All pathogens are different. For instance, if someone gets measles, or is vaccinated against measles, they are likely protected for life without needing another vaccine or booster.

So, will we need a new vaccine at some point?

Possibly, but the big question mark is variants.

By now, many coronavirus variants have been identified, some of which have proven to be more transmissible and more serious. However, the vaccines that have been approved in the United States — by Pfizer, Moderna and Johnson & Johnson — all appear to offer strong protection against those variants.

The unknown, of course, is whether a variant will develop that is vaccine resistant. The risk is not insignificant since much of the world remains unvaccinated.

Talaat said the best thing the U.S. can do is "stop worrying about boosters and worry about vaccines getting everywhere in the world." The likelihood for boosters will be significantly lessened if the virus fizzles out across the globe and doesn't have a chance to mutate further.

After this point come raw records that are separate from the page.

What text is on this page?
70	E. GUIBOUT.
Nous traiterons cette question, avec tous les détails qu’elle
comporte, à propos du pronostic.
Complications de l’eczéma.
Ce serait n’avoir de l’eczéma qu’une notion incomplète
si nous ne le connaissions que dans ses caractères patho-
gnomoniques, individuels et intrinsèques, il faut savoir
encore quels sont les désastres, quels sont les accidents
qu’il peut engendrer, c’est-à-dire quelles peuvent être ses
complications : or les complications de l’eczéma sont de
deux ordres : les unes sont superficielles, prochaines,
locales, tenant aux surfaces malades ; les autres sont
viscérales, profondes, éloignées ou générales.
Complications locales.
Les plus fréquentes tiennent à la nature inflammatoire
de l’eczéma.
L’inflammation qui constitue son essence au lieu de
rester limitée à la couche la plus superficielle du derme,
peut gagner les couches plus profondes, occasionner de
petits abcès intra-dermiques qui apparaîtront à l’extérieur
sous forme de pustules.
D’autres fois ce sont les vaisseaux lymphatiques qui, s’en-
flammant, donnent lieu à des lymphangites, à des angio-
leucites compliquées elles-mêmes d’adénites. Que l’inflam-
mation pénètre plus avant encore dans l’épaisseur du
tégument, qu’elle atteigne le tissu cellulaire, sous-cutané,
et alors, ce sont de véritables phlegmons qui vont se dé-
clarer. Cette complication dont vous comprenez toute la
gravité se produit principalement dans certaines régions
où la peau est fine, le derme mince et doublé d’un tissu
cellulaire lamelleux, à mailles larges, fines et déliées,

Shah said he understands if people might have more questions.

"They might say, 'Wait, you said this vaccine was so good, now we have to get one in the fall, what's up with that?'" he said.

But because the vaccines already have been developed, they are very "malleable scientifically," Shah said. In other words, if a new vaccine needs to be developed to address a particular variant, that can happen quickly.

How will we know if additional vaccines are needed?

"People who are vaccinated will start getting infected," Talaat said. "That's why tracking breakthrough infections is important."

Even more than that, experts will monitor people who are getting sick to determine what strains, or variants, are causing severe infections. That's already happening in some places, like nursing homes, which are often among the first places that are susceptible to new outbreaks of vaccine-resistant variants.

Another way is to monitor antibody levels of those who have been vaccinated. If those antibody levels drop off after a certain amount of time, that could be a sign that a booster is needed, although antibodies are only half of the equation, as noted above.

Shah said that although monitoring breakthrough cases is important, the real-world efficacy studies already underway offer a more complete picture.

So far, he said, "It looks pretty darn good."

If booster or new vaccines are needed, will they be rolled out in the same way?

Shah stressed that any decision about next steps is not his to make, saying that the Maine CDC and other stakeholders have started to plan.

"I'm obligated to say that the best way to avoid the need for this is for everyone to go and get vaccinated," he said.

But if boosters or new vaccines are needed, Shah said the rollout is likely to look different.

"If we do need a second series ... the urgency will not be the same," he explained.

In all likelihood, individuals may be encouraged to get another shot at the same time they get a flu shot, which means more vaccinations would happen at pharmacies and doctor's offices.

Still, if mass clinics are needed again, Shah said the state could easily mobilize.